Welcome to My Kitchen

This is the place that I love to be. I like to be creative and cooking is what is doing it for me these days. It's kind of a necessity and it makes me feel accomplished. I like knowing what we are eating and where it comes from. I go out of my way to make sure this happens.
I like that I don't buy several household staples from a grocery store. I enjoy making applesauce, jams and jellies, apple butter, spaghetti sauce, spicy mustard, pickles and anything else I can.
I like getting dirty, getting my hands into things, feeling and experiencing my food from the beginning to the end. I like making things, growing things and bringing those two together to create a healthy meal. I like nourishing others and knowing that I did my best to give them the best.











Monday, April 4, 2011

Mediterranean Pasta with Fire Roasted Tomatoes

This was a McCormick Recipe posted in a magazine that I tore out.  Not sure what magazine.

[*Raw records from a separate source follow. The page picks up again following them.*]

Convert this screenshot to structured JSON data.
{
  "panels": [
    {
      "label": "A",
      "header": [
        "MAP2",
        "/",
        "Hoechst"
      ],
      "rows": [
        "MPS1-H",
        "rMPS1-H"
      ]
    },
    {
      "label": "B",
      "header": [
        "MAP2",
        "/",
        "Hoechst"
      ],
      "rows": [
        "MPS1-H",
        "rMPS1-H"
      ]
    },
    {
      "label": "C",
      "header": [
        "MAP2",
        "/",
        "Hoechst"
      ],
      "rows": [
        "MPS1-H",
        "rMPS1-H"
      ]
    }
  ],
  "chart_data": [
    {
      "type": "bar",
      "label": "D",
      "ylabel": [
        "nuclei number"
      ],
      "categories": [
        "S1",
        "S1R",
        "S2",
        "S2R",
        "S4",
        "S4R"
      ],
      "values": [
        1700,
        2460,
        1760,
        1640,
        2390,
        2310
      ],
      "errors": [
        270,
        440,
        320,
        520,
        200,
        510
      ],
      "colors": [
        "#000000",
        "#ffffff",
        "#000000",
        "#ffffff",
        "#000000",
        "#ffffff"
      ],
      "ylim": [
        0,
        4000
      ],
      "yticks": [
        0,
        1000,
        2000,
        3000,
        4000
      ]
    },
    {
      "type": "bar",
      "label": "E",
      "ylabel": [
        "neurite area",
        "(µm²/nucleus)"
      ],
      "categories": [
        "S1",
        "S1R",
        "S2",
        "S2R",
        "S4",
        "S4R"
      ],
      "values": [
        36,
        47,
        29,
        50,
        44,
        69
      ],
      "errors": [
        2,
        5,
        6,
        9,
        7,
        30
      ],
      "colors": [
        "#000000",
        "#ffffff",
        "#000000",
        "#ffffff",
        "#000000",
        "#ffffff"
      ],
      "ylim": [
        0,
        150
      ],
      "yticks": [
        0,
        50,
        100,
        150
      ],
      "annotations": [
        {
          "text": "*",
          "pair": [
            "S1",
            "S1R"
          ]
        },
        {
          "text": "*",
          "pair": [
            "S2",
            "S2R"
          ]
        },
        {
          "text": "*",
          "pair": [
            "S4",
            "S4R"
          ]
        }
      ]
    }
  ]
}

Mediterranean Pasta with Fire Roasted Tomatoes
(Makes 6 Servings)
2 pounds of plum tomatoes (10-12), halved lengthwise
1/2 cup olive oil, divided
2 cloves garlic, minced
1 TBSP Italian seasoning
1/2 tsp. crushed red pepper
1/2 tsp. sea salt
1/4 tsp. black pepper
8 oz. pasta, such as fettuccine

Directions:
1.Place tomato halves, cut-sides up, in a foil lines pan sprayed with no stick cooking spray.  Mix 1/4 cup oil, garlic and seasonings in a small bowl.  Spoon over tomatoes.  Drizzle with 2 TBSP of the remaining oil.
2.Roast in preheated 400 degree oven 45-60 minutes until tomatoes are soft and browned on top.
3.Prepare pasta as directed on package.  Drain well.  Place 1/2 of the roasted tomatoes and remaining 2 TBSP oil in large bowl.  Coarsely mash tomatoes.  Add pasta and remaining tomatoes; toss to mix well.  Sprinkle with Parmesan cheese and additional crushed red pepper, if desired.
Nutritionals:  tomatoes and all spices=0, olive oil= 8 WW points, 8 oz. pasta (uncooked)= 20 WW points.
Total= 28 WW points.  Divide into 6 servings for 4.6 WW points per serving.